The decrease in tryptophan level and NADH was enhanced many times in the spectra of TD plasma. In contrast, the situation for SCD is worse than that for SCT, but not as alarming as that of TD. From the above results, it is evident how effectively we can discriminate among the four common cases of blood disorders. The process involves collecting blood from participants, centrifuging it to separate the plasma, transferring the plasma into a quartz cuvette, and performing a spectral scan. If the intensity at 290 nm is > 200, then it is normal; < 150, it is SCT; < 100, it is TT; < 20, it may be SCD; and < 10, it may be TD. The large non-overlapping gap in the intensity values is notable. Then, the emission of tryptophan can be measured using a portable compact grating coupled with a charge-coupled device (CCD) detector in a compact laser-based spectrometer equipped with a laser diode operating at 300-320 nm, where tryptophan exhibits strong absorption at approximately 350-370 nm. This setup would enable the detection of these disorders within a few minutes, even in the homes of the individuals being screened. The fluorescence intensities of the four cases were visualized as follows: ≥ 200, normal; 120-180, SCT; 50-100, TT; 20-40, SCD; and < 20, TD.

5. Conclusion

In the past few decades, numerous efforts have been taken to prevent blood disorders worldwide, leading to the development of new and innovative techniques to diagnose blood diseases and reduce the number of new cases. Premarital diagnosis plays a major role in avoiding high-risk pregnancies in developing countries.
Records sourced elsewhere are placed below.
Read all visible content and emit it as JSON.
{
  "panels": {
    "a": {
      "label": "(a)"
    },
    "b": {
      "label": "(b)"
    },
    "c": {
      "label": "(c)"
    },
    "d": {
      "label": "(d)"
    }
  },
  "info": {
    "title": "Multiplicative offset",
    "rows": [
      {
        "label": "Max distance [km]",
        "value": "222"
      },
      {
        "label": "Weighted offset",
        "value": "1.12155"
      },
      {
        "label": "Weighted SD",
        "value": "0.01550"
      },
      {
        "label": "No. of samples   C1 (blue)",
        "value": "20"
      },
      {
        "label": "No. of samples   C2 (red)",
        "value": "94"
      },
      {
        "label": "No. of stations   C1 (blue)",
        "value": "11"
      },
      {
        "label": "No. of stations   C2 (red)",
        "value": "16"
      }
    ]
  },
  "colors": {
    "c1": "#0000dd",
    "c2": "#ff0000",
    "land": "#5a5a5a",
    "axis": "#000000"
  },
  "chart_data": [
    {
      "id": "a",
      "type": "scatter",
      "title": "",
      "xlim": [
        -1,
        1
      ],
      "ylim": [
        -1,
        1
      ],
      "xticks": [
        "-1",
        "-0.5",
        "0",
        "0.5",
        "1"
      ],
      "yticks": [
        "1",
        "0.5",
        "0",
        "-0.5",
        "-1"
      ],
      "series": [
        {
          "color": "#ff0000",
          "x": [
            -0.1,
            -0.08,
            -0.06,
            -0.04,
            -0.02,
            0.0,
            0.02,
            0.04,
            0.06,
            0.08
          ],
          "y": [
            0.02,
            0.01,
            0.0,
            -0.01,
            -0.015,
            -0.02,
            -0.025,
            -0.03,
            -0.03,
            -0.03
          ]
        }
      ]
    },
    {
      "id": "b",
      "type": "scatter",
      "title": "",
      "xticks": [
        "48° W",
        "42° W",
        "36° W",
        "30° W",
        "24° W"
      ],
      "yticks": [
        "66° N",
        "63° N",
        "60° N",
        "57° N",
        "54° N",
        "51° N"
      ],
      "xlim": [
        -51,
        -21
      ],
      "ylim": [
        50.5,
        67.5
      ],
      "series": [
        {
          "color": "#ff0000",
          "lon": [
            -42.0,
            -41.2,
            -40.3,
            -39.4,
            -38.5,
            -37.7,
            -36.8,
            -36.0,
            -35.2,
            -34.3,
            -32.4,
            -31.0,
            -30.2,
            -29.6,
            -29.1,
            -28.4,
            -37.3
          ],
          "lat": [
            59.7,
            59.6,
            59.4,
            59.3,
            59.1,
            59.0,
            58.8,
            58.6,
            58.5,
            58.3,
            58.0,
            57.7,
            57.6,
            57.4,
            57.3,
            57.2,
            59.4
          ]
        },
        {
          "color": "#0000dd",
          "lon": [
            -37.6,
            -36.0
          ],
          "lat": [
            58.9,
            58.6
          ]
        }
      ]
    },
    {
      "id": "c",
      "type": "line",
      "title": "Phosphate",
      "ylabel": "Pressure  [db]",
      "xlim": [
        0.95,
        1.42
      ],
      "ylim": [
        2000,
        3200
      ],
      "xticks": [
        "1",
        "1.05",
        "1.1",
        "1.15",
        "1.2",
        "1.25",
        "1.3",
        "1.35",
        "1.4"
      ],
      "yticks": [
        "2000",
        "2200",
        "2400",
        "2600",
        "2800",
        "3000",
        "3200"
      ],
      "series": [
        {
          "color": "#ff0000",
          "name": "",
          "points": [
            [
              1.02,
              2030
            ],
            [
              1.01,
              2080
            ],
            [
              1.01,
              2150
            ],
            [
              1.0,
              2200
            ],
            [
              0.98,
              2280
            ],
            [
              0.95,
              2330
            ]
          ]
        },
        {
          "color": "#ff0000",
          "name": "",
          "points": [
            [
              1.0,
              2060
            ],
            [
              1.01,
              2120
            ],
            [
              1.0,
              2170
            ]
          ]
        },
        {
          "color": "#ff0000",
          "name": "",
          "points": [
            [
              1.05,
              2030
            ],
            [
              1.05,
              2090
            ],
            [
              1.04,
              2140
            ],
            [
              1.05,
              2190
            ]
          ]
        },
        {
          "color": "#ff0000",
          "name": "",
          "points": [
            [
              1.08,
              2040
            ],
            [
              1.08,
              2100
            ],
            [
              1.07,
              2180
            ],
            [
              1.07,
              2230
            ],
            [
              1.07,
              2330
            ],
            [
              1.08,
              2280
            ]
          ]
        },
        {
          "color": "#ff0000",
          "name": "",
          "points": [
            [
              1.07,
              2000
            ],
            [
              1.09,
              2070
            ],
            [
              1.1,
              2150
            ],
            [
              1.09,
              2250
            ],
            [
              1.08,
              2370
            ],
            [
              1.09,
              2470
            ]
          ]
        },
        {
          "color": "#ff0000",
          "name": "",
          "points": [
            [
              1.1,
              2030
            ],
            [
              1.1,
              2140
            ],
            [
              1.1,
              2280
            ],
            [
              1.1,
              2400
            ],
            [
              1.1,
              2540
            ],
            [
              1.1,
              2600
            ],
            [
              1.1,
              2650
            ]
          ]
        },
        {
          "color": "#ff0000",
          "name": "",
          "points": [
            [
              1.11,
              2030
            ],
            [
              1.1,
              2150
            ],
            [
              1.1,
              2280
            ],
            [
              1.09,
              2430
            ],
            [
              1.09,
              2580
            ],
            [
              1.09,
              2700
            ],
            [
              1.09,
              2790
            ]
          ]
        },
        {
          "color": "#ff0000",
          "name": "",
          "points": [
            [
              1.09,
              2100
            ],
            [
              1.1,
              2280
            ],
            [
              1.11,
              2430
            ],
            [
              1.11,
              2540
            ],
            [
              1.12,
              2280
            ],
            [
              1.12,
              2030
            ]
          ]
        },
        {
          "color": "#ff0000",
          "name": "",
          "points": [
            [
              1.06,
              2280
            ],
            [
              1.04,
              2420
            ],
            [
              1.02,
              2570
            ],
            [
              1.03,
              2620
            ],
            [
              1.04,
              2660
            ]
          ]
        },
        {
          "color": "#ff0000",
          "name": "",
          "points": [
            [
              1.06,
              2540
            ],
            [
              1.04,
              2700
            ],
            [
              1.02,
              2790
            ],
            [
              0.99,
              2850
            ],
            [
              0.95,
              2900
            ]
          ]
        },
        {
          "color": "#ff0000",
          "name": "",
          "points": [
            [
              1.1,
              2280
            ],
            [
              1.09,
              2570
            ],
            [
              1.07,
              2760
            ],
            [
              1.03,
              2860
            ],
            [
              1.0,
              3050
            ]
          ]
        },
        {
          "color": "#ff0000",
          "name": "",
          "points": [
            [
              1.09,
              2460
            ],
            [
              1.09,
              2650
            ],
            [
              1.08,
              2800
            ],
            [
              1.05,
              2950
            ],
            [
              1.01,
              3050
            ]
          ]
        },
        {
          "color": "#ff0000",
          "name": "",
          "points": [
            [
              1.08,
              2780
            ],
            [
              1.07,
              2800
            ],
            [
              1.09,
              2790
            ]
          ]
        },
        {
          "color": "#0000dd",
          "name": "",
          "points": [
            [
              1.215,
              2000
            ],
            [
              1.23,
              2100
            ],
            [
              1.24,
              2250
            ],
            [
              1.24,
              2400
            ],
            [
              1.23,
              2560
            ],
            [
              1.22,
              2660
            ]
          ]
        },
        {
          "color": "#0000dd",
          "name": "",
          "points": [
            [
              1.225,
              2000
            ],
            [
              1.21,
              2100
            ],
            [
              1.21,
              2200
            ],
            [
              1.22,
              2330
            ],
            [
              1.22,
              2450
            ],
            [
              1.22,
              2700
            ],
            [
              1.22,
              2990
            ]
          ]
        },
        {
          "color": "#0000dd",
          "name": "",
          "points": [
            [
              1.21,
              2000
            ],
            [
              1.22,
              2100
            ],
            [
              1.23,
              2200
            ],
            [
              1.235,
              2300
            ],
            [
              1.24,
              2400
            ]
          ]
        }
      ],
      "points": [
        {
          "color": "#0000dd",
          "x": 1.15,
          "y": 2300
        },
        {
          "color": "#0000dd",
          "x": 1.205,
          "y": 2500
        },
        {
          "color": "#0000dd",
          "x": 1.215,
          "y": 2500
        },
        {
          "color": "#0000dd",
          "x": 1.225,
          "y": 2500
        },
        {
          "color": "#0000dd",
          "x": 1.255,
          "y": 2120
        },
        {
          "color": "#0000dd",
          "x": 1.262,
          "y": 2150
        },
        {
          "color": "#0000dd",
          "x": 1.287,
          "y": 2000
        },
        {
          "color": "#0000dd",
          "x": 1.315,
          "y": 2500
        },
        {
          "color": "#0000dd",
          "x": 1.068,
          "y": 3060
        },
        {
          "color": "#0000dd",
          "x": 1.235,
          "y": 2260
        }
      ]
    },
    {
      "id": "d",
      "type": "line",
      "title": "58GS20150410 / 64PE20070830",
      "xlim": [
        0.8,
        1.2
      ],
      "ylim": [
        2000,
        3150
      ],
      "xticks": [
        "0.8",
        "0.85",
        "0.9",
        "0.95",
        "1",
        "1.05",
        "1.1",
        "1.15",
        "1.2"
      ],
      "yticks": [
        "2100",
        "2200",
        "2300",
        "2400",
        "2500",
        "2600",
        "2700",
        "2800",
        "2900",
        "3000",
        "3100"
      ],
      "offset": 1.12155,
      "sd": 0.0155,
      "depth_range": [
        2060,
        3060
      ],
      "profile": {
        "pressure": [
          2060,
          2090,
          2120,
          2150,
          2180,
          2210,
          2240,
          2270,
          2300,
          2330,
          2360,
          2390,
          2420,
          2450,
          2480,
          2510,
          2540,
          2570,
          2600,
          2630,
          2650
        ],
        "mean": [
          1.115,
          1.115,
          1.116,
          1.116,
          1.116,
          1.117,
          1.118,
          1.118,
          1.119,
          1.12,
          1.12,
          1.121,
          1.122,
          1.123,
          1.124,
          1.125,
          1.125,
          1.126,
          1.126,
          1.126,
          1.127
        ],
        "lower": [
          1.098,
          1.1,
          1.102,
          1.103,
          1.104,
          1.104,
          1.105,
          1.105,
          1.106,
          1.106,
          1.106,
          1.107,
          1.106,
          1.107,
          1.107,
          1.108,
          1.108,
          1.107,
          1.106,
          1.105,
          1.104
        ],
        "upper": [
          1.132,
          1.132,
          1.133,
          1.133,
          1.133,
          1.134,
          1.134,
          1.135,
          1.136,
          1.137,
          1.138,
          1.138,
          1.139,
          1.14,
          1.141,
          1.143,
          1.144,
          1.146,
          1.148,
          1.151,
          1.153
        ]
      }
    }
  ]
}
However, several countries lack such screening programs because of high expenses and limited availability of equipped laboratories. The current study, with limited samples, performed as a proof of concept, showed remarkable sensitivity and specificity for SCT, TT, SCD, TD, SCD/TD, and normal control blood plasma samples. A wider multicenter study could prove the efficacy of this technique. If proven reliable, the bulky instrument could be replaced by a set of laser diodes and a CCD-grating combination packed into a portable unit. It is expected to be inexpensive, and a large number of individuals suffering in poor African and Asian countries, and individuals belonging to indigenous tribes can be tested, and their quality of life can be improved.